My fault, I guess. I probably overestimated you comprehensive skills or underestimated your desire to wiggle out. (I vote for the second one)
So, when you make some claims about statistics, you feel that you can just claim to be a professor of Mathematics and leave it at that, and in many other cases you find it OK to dismiss an argument without answering it, but when others show that your claims, as stated (or misstated), are false, that shows a “desire to wiggle out”…?
An alternative epistemology is supposed to be able to give an explicit method, which can be used to separate the true claims from the false ones.
Why? Any arguments to support this claim?
Also, I did give you a method. You didn’t like it, but it has been presented. And there is no reason why we have to make you like it. After all, our goal is not to persuade you that our approach is right. That is likely to be impossible. Our goal is to show that each objection is going to have an answer.
It is simply a syllogism.
Yes. And…? Anything wrong with that as a method to get true statements?
Again, it is probably my fault that I did not “prechew” the proposition. One cannot prove a UNIVERSAL negative in an inductive system is the precise way to put it, but I thought that you do not need that kind of detail. Mea culpa… though there is no “felix” about it.
First of all, it is not a “precise way to put it”, as “universal negative” and “inductive system” haven’t been defined here.
Second, of course one can prove something like that. Let’s take 43th page of this thread. It is easy to prove that no current moderator of this forum has posted there (or, if you wish, that “no post by a current forum moderator in the 43th page of this thread exists”). Just check all posts. A clear counterexample.
Now seriously, if you want to persuade someone of something like that, construct a formal proof, instead of just making different imprecise and false claims until one fails to get a counterexample. As someone who claims to be a professor of Mathematics, you should be able to do that.

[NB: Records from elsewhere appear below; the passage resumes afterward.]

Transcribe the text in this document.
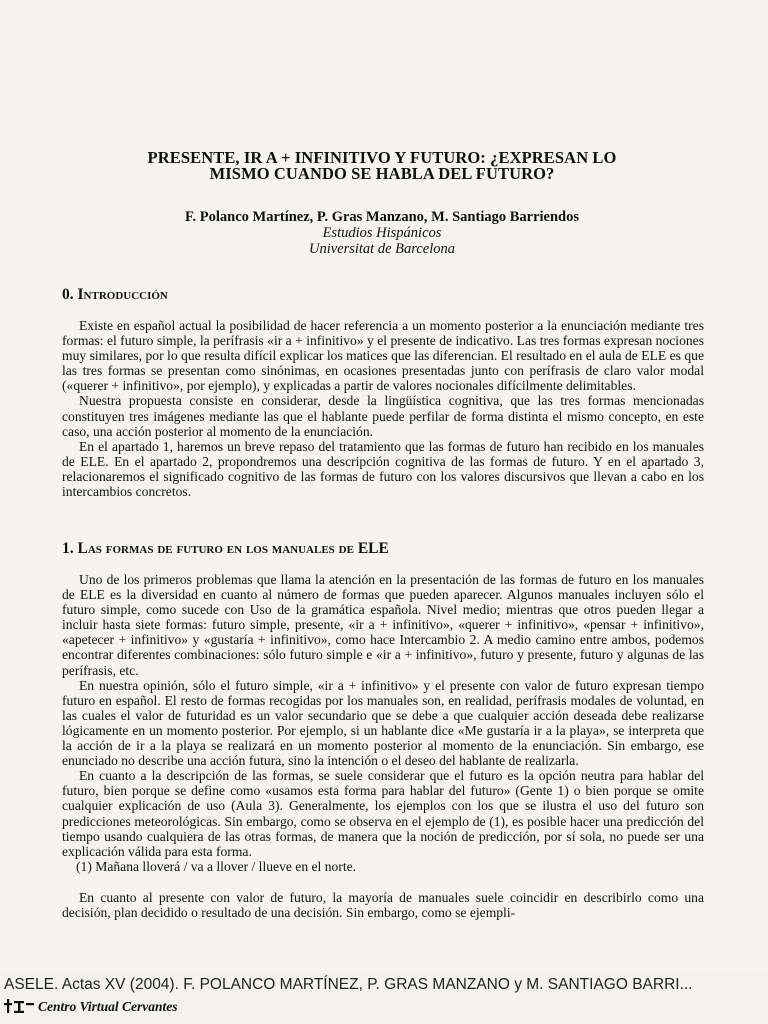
PRESENTE, IR A + INFINITIVO Y FUTURO: ¿EXPRESAN LO
MISMO CUANDO SE HABLA DEL FUTURO?
F. Polanco Martínez, P. Gras Manzano, M. Santiago Barriendos
Estudios Hispánicos
Universitat de Barcelona
0. Introducción

Existe en español actual la posibilidad de hacer referencia a un momento posterior a la enunciación mediante tres formas: el futuro simple, la perífrasis «ir a + infinitivo» y el presente de indicativo. Las tres formas expresan nociones muy similares, por lo que resulta difícil explicar los matices que las diferencian. El resultado en el aula de ELE es que las tres formas se presentan como sinónimas, en ocasiones presentadas junto con perífrasis de claro valor modal («querer + infinitivo», por ejemplo), y explicadas a partir de valores nocionales difícilmente delimitables.

Nuestra propuesta consiste en considerar, desde la lingüística cognitiva, que las tres formas mencionadas constituyen tres imágenes mediante las que el hablante puede perfilar de forma distinta el mismo concepto, en este caso, una acción posterior al momento de la enunciación.

En el apartado 1, haremos un breve repaso del tratamiento que las formas de futuro han recibido en los manuales de ELE. En el apartado 2, propondremos una descripción cognitiva de las formas de futuro. Y en el apartado 3, relacionaremos el significado cognitivo de las formas de futuro con los valores discursivos que llevan a cabo en los intercambios concretos.

1. Las formas de futuro en los manuales de ELE

Uno de los primeros problemas que llama la atención en la presentación de las formas de futuro en los manuales de ELE es la diversidad en cuanto al número de formas que pueden aparecer. Algunos manuales incluyen sólo el futuro simple, como sucede con Uso de la gramática española. Nivel medio; mientras que otros pueden llegar a incluir hasta siete formas: futuro simple, presente, «ir a + infinitivo», «querer + infinitivo», «pensar + infinitivo», «apetecer + infinitivo» y «gustaría + infinitivo», como hace Intercambio 2. A medio camino entre ambos, podemos encontrar diferentes combinaciones: sólo futuro simple e «ir a + infinitivo», futuro y presente, futuro y algunas de las perífrasis, etc.

En nuestra opinión, sólo el futuro simple, «ir a + infinitivo» y el presente con valor de futuro expresan tiempo futuro en español. El resto de formas recogidas por los manuales son, en realidad, perífrasis modales de voluntad, en las cuales el valor de futuridad es un valor secundario que se debe a que cualquier acción deseada debe realizarse lógicamente en un momento posterior. Por ejemplo, si un hablante dice «Me gustaría ir a la playa», se interpreta que la acción de ir a la playa se realizará en un momento posterior al momento de la enunciación. Sin embargo, ese enunciado no describe una acción futura, sino la intención o el deseo del hablante de realizarla.

En cuanto a la descripción de las formas, se suele considerar que el futuro es la opción neutra para hablar del futuro, bien porque se define como «usamos esta forma para hablar del futuro» (Gente 1) o bien porque se omite cualquier explicación de uso (Aula 3). Generalmente, los ejemplos con los que se ilustra el uso del futuro son predicciones meteorológicas. Sin embargo, como se observa en el ejemplo de (1), es posible hacer una predicción del tiempo usando cualquiera de las otras formas, de manera que la noción de predicción, por sí sola, no puede ser una explicación válida para esta forma.

(1) Mañana lloverá / va a llover / llueve en el norte.

En cuanto al presente con valor de futuro, la mayoría de manuales suele coincidir en describirlo como una decisión, plan decidido o resultado de una decisión. Sin embargo, como se ejempli-

ASELE. Actas XV (2004). F. POLANCO MARTÍNEZ, P. GRAS MANZANO y M. SANTIAGO BARRI...
Centro Virtual Cervantes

Now you can be stubborn and so you can try to “prove” a universal negative, like “there are no invisible pink unicorns”. But be careful. To claim that “invisible” and “pink” are mutually exclusive will not cut it. I will counter it with the usual “cop-out” of apologists: “it is not a contradiction, it is a mystery”, which you cannot comprehend with your finite mind. As you can see, the sword is a dangerous weapon, it can cut both ways.
There is no contradiction and there is no mystery. Wikipedia even has an image of one:
en.wikipedia.org/wiki/File:Ipu.png.
But let’s remember, I may say that “I am amenable” to such an approach, but maybe I am a liar, or a poor, confused individual, who does not know what he is willing to do. This is the newest “accusation”. Makes me grin from ear to ear, which probably shows how unbalanced I might be.
Actually, you seem to be the only one who says that, offering such “dilemma”, as if we couldn’t either claim some wishful thinking (that can go, let’s say, from “I want to be someone who reasons rationally.” to “I reason rationally.”) or, in the worst case, just agree with you. Of course, in practice, it just makes little difference for us.